I could choose any episode to discuss its imagery and motifs. Episode 5, Babylon, is about exile, and we see people isolated from each other, strangers in their own lives, romances that cannot be, and the longing for a promised land. We see that simply, in scenes of home life, extramarital affairs, and advertising pitches.
Much has been made of the pitch-perfect depiction of the era, complete with smoking, drinking on the job, rampant sexism and sexual harrassment, and routine racism and anti-Semitism. Yet Mad Men is one of the most feminist shows on television. One episode focuses on female desire, and two female characters discover masturbation; one of whom is even able to discuss it (albeit with an enormous amount of hemming and hawing and blushing and shuffling). These are women discovering whether or not they can be free, and can succeed, and can have their own lives, and desire is an important part of that.

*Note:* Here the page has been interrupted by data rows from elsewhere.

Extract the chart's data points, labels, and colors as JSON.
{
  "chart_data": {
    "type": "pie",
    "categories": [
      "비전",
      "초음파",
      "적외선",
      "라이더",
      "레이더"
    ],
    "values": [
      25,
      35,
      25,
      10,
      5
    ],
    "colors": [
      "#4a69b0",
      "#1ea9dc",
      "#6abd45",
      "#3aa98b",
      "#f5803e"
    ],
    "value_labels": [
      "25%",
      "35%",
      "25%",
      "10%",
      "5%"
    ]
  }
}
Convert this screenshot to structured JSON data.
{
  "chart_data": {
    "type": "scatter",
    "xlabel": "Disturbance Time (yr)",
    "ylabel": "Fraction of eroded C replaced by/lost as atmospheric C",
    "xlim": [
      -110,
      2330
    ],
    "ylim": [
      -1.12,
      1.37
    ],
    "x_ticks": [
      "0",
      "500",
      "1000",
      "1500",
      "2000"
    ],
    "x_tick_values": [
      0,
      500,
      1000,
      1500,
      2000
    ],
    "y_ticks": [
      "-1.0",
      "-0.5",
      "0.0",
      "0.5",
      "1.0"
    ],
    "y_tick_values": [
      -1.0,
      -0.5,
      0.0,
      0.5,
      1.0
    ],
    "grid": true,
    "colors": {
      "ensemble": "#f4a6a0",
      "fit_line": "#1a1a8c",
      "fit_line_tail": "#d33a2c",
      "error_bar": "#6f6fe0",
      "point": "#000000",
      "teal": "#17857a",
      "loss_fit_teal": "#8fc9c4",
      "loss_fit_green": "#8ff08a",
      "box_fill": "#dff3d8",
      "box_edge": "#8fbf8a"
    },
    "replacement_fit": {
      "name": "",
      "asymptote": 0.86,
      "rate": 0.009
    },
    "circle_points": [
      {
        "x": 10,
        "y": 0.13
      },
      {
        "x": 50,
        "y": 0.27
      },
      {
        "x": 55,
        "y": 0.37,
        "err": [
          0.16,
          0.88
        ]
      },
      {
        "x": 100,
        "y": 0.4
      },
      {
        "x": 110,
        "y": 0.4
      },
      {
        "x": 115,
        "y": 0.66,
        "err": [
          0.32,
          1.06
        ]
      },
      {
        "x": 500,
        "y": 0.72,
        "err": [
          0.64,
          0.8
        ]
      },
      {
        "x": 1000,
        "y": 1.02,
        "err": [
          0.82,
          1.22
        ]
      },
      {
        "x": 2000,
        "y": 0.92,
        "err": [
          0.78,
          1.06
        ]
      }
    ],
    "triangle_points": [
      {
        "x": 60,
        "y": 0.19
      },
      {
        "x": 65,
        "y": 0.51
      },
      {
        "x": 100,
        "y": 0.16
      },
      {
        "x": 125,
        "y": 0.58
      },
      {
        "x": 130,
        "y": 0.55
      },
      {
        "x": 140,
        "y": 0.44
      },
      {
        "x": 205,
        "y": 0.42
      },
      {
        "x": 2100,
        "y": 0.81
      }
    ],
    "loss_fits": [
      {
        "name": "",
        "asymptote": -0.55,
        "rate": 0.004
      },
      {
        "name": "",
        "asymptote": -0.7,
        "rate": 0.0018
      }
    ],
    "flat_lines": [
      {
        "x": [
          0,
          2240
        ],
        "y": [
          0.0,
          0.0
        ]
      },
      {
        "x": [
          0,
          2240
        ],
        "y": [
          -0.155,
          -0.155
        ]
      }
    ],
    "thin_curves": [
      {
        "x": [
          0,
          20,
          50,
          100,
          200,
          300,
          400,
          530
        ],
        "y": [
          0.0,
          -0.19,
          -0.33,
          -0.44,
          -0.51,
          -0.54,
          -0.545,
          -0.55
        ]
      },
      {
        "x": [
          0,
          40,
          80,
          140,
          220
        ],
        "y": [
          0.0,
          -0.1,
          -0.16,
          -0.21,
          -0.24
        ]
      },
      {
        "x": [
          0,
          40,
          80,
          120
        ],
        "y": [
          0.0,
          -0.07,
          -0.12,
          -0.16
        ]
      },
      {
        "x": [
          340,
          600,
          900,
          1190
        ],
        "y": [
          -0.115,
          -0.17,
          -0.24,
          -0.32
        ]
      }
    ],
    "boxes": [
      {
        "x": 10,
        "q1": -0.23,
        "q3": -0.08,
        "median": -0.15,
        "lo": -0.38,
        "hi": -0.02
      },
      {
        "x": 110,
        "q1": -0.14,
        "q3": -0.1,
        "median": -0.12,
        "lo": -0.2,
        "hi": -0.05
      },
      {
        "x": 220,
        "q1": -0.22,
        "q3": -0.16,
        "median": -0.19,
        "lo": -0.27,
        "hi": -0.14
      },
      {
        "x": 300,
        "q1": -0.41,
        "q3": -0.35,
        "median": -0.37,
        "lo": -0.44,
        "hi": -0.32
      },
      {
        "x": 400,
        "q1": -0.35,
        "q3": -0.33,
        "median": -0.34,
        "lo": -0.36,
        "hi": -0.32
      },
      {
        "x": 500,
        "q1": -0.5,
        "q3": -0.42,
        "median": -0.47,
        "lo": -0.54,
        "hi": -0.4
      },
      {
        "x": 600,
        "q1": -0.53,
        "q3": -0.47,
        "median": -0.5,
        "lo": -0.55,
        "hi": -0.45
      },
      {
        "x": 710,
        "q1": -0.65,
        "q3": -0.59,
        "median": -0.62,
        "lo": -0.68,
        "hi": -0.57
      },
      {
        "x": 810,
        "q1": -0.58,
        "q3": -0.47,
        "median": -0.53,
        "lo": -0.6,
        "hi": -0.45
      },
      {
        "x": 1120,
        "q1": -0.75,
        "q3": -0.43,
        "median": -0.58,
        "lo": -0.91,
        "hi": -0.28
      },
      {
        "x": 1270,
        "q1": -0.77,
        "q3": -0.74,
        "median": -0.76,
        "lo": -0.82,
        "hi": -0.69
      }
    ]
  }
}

On Mad Men, no one behaves predictably, and everyone has a secret self they dare not share. They hide desire, they hide rage, they hide mistakes. And, like real people, the things they say are not the things they think; words are masks; they are advertising pitches, not truth.
The DVD package is robust. The first release is a limited edition box that resembles a Zippo lighter. Some people have reported trouble fitting the DVDs back into the fancy but perhaps impractical box (I’m not having trouble). The extras are top-notch, including commentary tracks for each episode (often more than one), and several high quality additional features.
If you watch the first episode (which I strongly recommend), you may be irked by a couple of coy jokes (like the line about how there’s “no magic machine that makes copies”). That’s not what the show is about, and the winking is pretty much gone by episode 2. Other than that, I think the first episode is an excellent representation of the series.